Teaching about asexuality would also benefit allosexual individuals. Though the definition of a relationship has grown past traditional heterosexual monogamy, one thing that hasn’t changed is the seeming requirement of sexual intimacy. This makes relationships involving asexual partners a radical example of non-traditional relationships. By seeing that such deviations from the norm are possible, all people would be increasingly comfortable with choosing the dynamics they want for their own relationship.

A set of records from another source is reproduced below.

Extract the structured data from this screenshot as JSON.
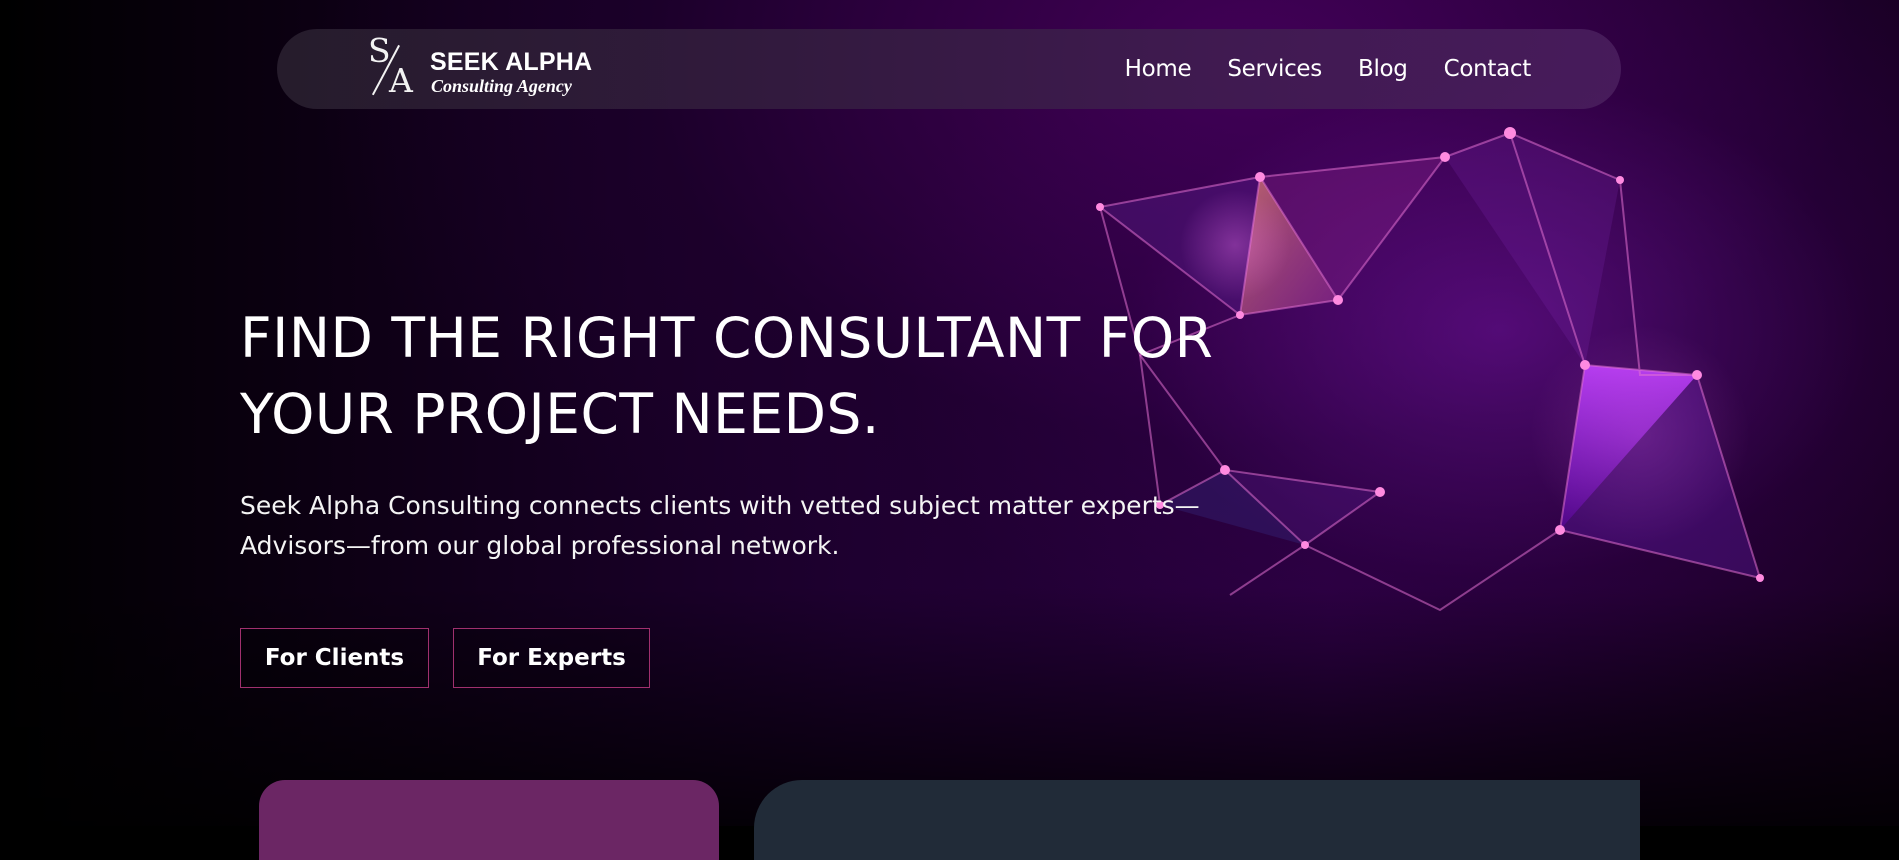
{
  "brand": {
    "mark_top": "S",
    "mark_bottom": "A",
    "name": "SEEK ALPHA",
    "tagline": "Consulting Agency"
  },
  "nav": {
    "links": [
      "Home",
      "Services",
      "Blog",
      "Contact"
    ]
  },
  "hero": {
    "heading_line1": "FIND THE RIGHT CONSULTANT FOR",
    "heading_line2": "YOUR PROJECT NEEDS.",
    "subtext_line1": "Seek Alpha Consulting connects clients with vetted subject matter experts—",
    "subtext_line2": "Advisors—from our global professional network.",
    "buttons": {
      "clients": "For Clients",
      "experts": "For Experts"
    }
  },
  "colors": {
    "accent_border": "#a0306e",
    "card_purple": "#6b2664",
    "card_slate": "#212b38",
    "glow_violet": "#a020f0"
  },
  "icons": {
    "logo": "sa-monogram-logo",
    "decoration": "polygon-network-graphic"
  }
}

Furthermore, asexuality is a great tool for teaching consent. People often enter relationships with other allosexual people assuming that the person wants sex. With asexual people, however, one enters the relationship without this expectation, making the necessary level of explicit discussion about sex and consent much higher. By teaching allosexual people about this increased and explicit communication, it may facilitate this same level of communication and consent within allosexual relationships.
All these reasons for teaching about asexuality are important. But at the most basic level, one fact stands above the rest: One minute and thirty seconds is not enough time for people to learn about a community that is almost equally as diverse as the rest of the LGBTQ+ community. So let’s increase this time. Let’s embrace a new page in our sex ed courses and teach people about the asexual community.